Counsel then prepared the case on appeal, and under an agreement with the Solicitor, sent it to the Judge. He refused to approve and sign it, and made out one himself, which is on file among the papers in the cause.
All the matters contained in the application are not set out but so much only, as shows the grounds upon which the agency of this Court is invoked, for the correction of alleged error in the action of the Court below.
The sole grievance made the subject of complaint, is in the imposition of so heavy a fine, and the refusal or omission of the Judge to hear the evidence offered in support of the application for its reduction. As the measure of punishment, within the limits of the law, for the offence, is, and must be, within the discretion of the Judge, as he may estimate its criminality, so must be his hearing or refusing to hear a petition for its change or modification, and testimony in relation thereto. It might obstruct or paralyze the administration of criminal justice, if this Court were to undertake to revise that discretion, or listen to suggestions that it has been unwisely exercised in a particular case. The Judge who tried the cause and heard the testimony, is the best, as he is in law the sole Judge, of the merits, and if he acts within the boundaries prescribed by law, his decision is final and unreviewable in the appellate Court.
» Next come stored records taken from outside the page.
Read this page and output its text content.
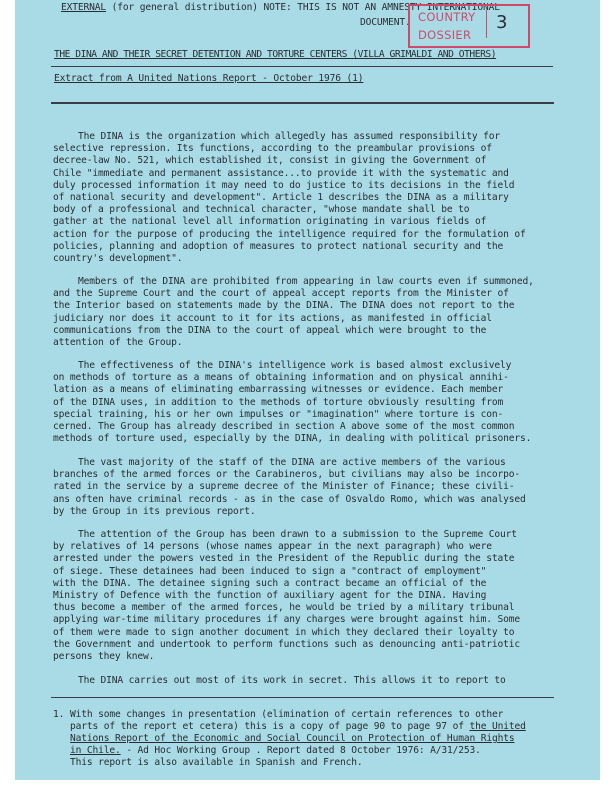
EXTERNAL (for general distribution) NOTE: THIS IS NOT AN AMNESTY INTERNATIONAL
DOCUMENT. COUNTRY
DOSSIER
3
THE DINA AND THEIR SECRET DETENTION AND TORTURE CENTERS (VILLA GRIMALDI AND OTHERS)
Extract from A United Nations Report - October 1976 (1)
The DINA is the organization which allegedly has assumed responsibility for
selective repression. Its functions, according to the preambular provisions of
decree-law No. 521, which established it, consist in giving the Government of
Chile "immediate and permanent assistance...to provide it with the systematic and
duly processed information it may need to do justice to its decisions in the field
of national security and development". Article 1 describes the DINA as a military
body of a professional and technical character, "whose mandate shall be to
gather at the national level all information originating in various fields of
action for the purpose of producing the intelligence required for the formulation of
policies, planning and adoption of measures to protect national security and the
country's development".
Members of the DINA are prohibited from appearing in law courts even if summoned,
and the Supreme Court and the court of appeal accept reports from the Minister of
the Interior based on statements made by the DINA. The DINA does not report to the
judiciary nor does it account to it for its actions, as manifested in official
communications from the DINA to the court of appeal which were brought to the
attention of the Group.
The effectiveness of the DINA's intelligence work is based almost exclusively
on methods of torture as a means of obtaining information and on physical annihi-
lation as a means of eliminating embarrassing witnesses or evidence. Each member
of the DINA uses, in addition to the methods of torture obviously resulting from
special training, his or her own impulses or "imagination" where torture is con-
cerned. The Group has already described in section A above some of the most common
methods of torture used, especially by the DINA, in dealing with political prisoners.
The vast majority of the staff of the DINA are active members of the various
branches of the armed forces or the Carabineros, but civilians may also be incorpo-
rated in the service by a supreme decree of the Minister of Finance; these civili-
ans often have criminal records - as in the case of Osvaldo Romo, which was analysed
by the Group in its previous report.
The attention of the Group has been drawn to a submission to the Supreme Court
by relatives of 14 persons (whose names appear in the next paragraph) who were
arrested under the powers vested in the President of the Republic during the state
of siege. These detainees had been induced to sign a "contract of employment"
with the DINA. The detainee signing such a contract became an official of the
Ministry of Defence with the function of auxiliary agent for the DINA. Having
thus become a member of the armed forces, he would be tried by a military tribunal
applying war-time military procedures if any charges were brought against him. Some
of them were made to sign another document in which they declared their loyalty to
the Government and undertook to perform functions such as denouncing anti-patriotic
persons they knew.
The DINA carries out most of its work in secret. This allows it to report to
1. With some changes in presentation (elimination of certain references to other
parts of the report et cetera) this is a copy of page 90 to page 97 of the United
Nations Report of the Economic and Social Council on Protection of Human Rights
in Chile. - Ad Hoc Working Group . Report dated 8 October 1976: A/31/253.
This report is also available in Spanish and French.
We have already said in a similar application, that the (904) statement of facts sent up in the case, must be accepted as absolute verity, when so found by the Judge, and the subject does not require further comment.
The application must be refused and the petition dismissed.
Dismissed.
Cited: Mayo v. Leggett, 96 N.C. 241; S. v. Sloan, 97 N.C. 501; S. v. Debnam, 98 N.C. 719; S. v. Roseman, 108 N.C. 767; S. v. Harris, 181 N.C. 608; S. v. Calcutt, 219 N.C. 566.